Another friend is suddenly much happier in his marriage. How much was the pain and alienation he had been locating between himself and his wife really just the collateral damage of the double income young suburban family structure that has become the normal formula in hyper-capitalist late modernity? When every morning is a frantic race to get everyone out the door, who can hold a space in which family can come home to one another? At the risk of committing a professional heresy, I have begun to wonder out loud whether some part of the drop in business in family therapy is not the fear of a Corona-virus infection, but the fact that just being in each other’s presence with few outside pressures is the healing balm that many couples and families have been aching for. I look forward to a bump in babies nine months from the onset of our self-isolation.
The last century has seen the professionalization and monetization of many, many tasks that used to be exchanged in the informal economy of human community. Decade by decade, we capitulated to the logic that it does not make sense to bake your own bread, grow your own garden, educate your own children, carry your own teachings, perform your own ceremonies, do your own healing work, if you can specialize in one of these areas as a professional, and get paid a rate that is worth more per hour than your time would be worth if you yourself did any of those other things for your loved ones.
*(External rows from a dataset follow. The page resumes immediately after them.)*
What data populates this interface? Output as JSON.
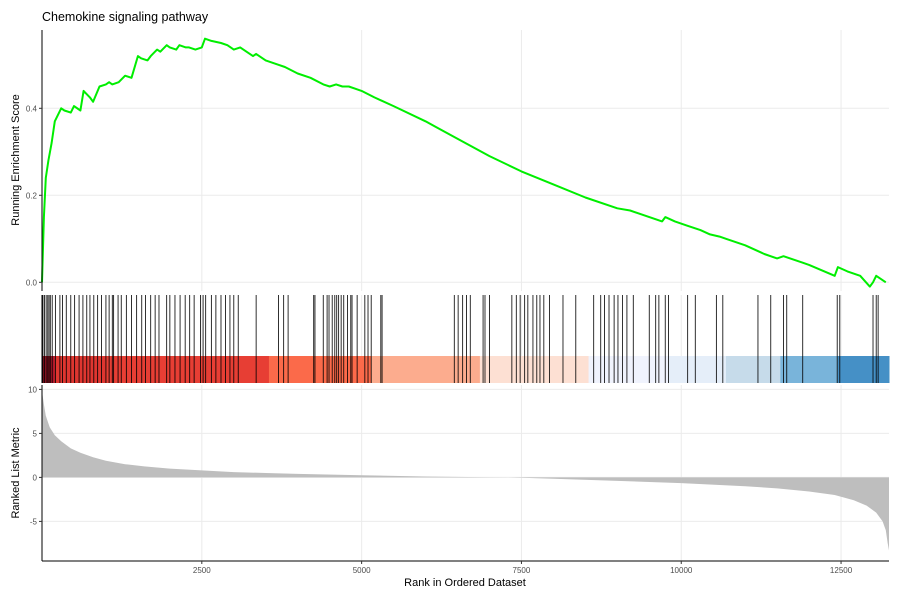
{
  "chart_data": {
    "type": "line",
    "title": "Chemokine signaling pathway",
    "xlabel": "Rank in Ordered Dataset",
    "xlim": [
      0,
      13250
    ],
    "x_ticks": [
      2500,
      5000,
      7500,
      10000,
      12500
    ],
    "x_tick_labels": [
      "2500",
      "5000",
      "7500",
      "10000",
      "12500"
    ],
    "grid": true,
    "panels": {
      "running_score": {
        "ylabel": "Running Enrichment Score",
        "ylim": [
          -0.02,
          0.58
        ],
        "y_ticks": [
          0.0,
          0.2,
          0.4
        ],
        "y_tick_labels": [
          "0.0",
          "0.2",
          "0.4"
        ],
        "color": "#00ee00",
        "series": [
          {
            "x": [
              0,
              30,
              60,
              100,
              150,
              200,
              300,
              350,
              450,
              500,
              600,
              650,
              750,
              800,
              900,
              1000,
              1050,
              1100,
              1200,
              1300,
              1400,
              1500,
              1550,
              1650,
              1700,
              1800,
              1850,
              1950,
              2000,
              2100,
              2150,
              2250,
              2300,
              2400,
              2500,
              2550,
              2650,
              2800,
              2900,
              3000,
              3100,
              3300,
              3350,
              3500,
              3700,
              3800,
              4000,
              4200,
              4400,
              4500,
              4600,
              4700,
              4800,
              4900,
              5000,
              5200,
              5500,
              6000,
              6500,
              7000,
              7500,
              8000,
              8500,
              9000,
              9200,
              9500,
              9700,
              9750,
              9900,
              10100,
              10300,
              10450,
              10600,
              10700,
              11000,
              11300,
              11500,
              11600,
              11900,
              12000,
              12400,
              12450,
              12600,
              12800,
              12950,
              13000,
              13050,
              13200
            ],
            "y": [
              0.0,
              0.15,
              0.24,
              0.28,
              0.32,
              0.37,
              0.4,
              0.395,
              0.39,
              0.405,
              0.395,
              0.44,
              0.425,
              0.415,
              0.45,
              0.455,
              0.46,
              0.455,
              0.46,
              0.475,
              0.47,
              0.52,
              0.515,
              0.51,
              0.52,
              0.535,
              0.53,
              0.545,
              0.54,
              0.535,
              0.545,
              0.54,
              0.54,
              0.535,
              0.54,
              0.56,
              0.555,
              0.55,
              0.545,
              0.535,
              0.54,
              0.52,
              0.525,
              0.51,
              0.5,
              0.495,
              0.48,
              0.47,
              0.455,
              0.45,
              0.455,
              0.45,
              0.45,
              0.445,
              0.44,
              0.425,
              0.405,
              0.37,
              0.33,
              0.29,
              0.255,
              0.225,
              0.195,
              0.17,
              0.165,
              0.15,
              0.14,
              0.15,
              0.14,
              0.13,
              0.12,
              0.11,
              0.105,
              0.1,
              0.085,
              0.065,
              0.055,
              0.06,
              0.045,
              0.04,
              0.015,
              0.035,
              0.025,
              0.015,
              -0.01,
              0.0,
              0.015,
              0.0
            ]
          }
        ]
      },
      "hits": {
        "color": "#000000",
        "positions": [
          15,
          40,
          65,
          90,
          110,
          130,
          160,
          210,
          280,
          320,
          380,
          450,
          510,
          580,
          640,
          700,
          750,
          810,
          870,
          930,
          1000,
          1050,
          1100,
          1120,
          1190,
          1240,
          1320,
          1400,
          1480,
          1560,
          1620,
          1700,
          1770,
          1830,
          1950,
          2000,
          2080,
          2160,
          2240,
          2310,
          2380,
          2480,
          2520,
          2560,
          2650,
          2720,
          2800,
          2870,
          2940,
          3000,
          3070,
          3350,
          3700,
          3780,
          3850,
          4250,
          4270,
          4400,
          4460,
          4490,
          4540,
          4580,
          4610,
          4640,
          4680,
          4720,
          4780,
          4830,
          4850,
          4930,
          5050,
          5100,
          5150,
          5300,
          5320,
          6450,
          6510,
          6580,
          6640,
          6700,
          6900,
          6930,
          7000,
          7350,
          7420,
          7480,
          7550,
          7600,
          7680,
          7740,
          7790,
          7850,
          7940,
          8150,
          8350,
          8630,
          8740,
          8800,
          8870,
          8950,
          9010,
          9080,
          9150,
          9250,
          9500,
          9600,
          9650,
          9750,
          9800,
          10100,
          10220,
          10550,
          10650,
          11200,
          11400,
          11600,
          11650,
          11900,
          12440,
          12480,
          13000,
          13050,
          13080
        ]
      },
      "color_bar": {
        "colors": [
          "#b2182b",
          "#df3630",
          "#e73e34",
          "#fb6a4a",
          "#fcac8e",
          "#fde0d3",
          "#f0f3fd",
          "#e5eef9",
          "#c6dbea",
          "#79b4da",
          "#4590c6"
        ],
        "breaks": [
          0,
          200,
          1000,
          3550,
          5150,
          6850,
          8550,
          9800,
          10700,
          11550,
          12450,
          13250
        ]
      },
      "ranked_metric": {
        "ylabel": "Ranked List Metric",
        "ylim": [
          -9.5,
          10.5
        ],
        "y_ticks": [
          -5,
          0,
          5,
          10
        ],
        "y_tick_labels": [
          "-5",
          "0",
          "5",
          "10"
        ],
        "fill": "#bebebe",
        "series": [
          {
            "x": [
              0,
              30,
              60,
              120,
              200,
              300,
              450,
              600,
              800,
              1000,
              1300,
              1600,
              2000,
              2500,
              3000,
              3500,
              4000,
              5000,
              6000,
              7000,
              7300,
              7500,
              8000,
              9000,
              10000,
              11000,
              11500,
              12000,
              12400,
              12700,
              12900,
              13050,
              13150,
              13200,
              13230,
              13250
            ],
            "y": [
              9.8,
              8.3,
              7.0,
              5.7,
              4.8,
              4.1,
              3.3,
              2.8,
              2.3,
              1.9,
              1.5,
              1.25,
              1.0,
              0.8,
              0.6,
              0.5,
              0.4,
              0.25,
              0.1,
              0.02,
              0.0,
              -0.05,
              -0.15,
              -0.4,
              -0.65,
              -1.0,
              -1.25,
              -1.6,
              -2.0,
              -2.6,
              -3.2,
              -4.0,
              -5.0,
              -6.0,
              -7.5,
              -8.3
            ]
          }
        ]
      }
    }
  }
}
You can buy all that stuff with fewer hours of your time.
You could. And now perhaps you can’t. What are you discovering about the trade-off? Illich once calculated that for all the extra time and labour it took to pay for a car and the infrastructure of a car-based society, we weren’t actually getting anywhere more efficiently than if we walked or rode bicycles.
One more consideration. As it was in the 1970’s, the option of the stay-at-home economy is the luxury of a certain class. One of the greatest evils that Illich documented about our present age is that it has destroyed the world in which it was possible to live without money. This is perhaps the greatest injustice our present society has done to the poor. The poor among us are those who have lost access to both to the economy of “good jobs” and to the intact land base and the intact human communities inside of which the pleasures of the vernacular economy can be found. If you are finding a new satisfaction in your days at home in this strange time, do not forget about them.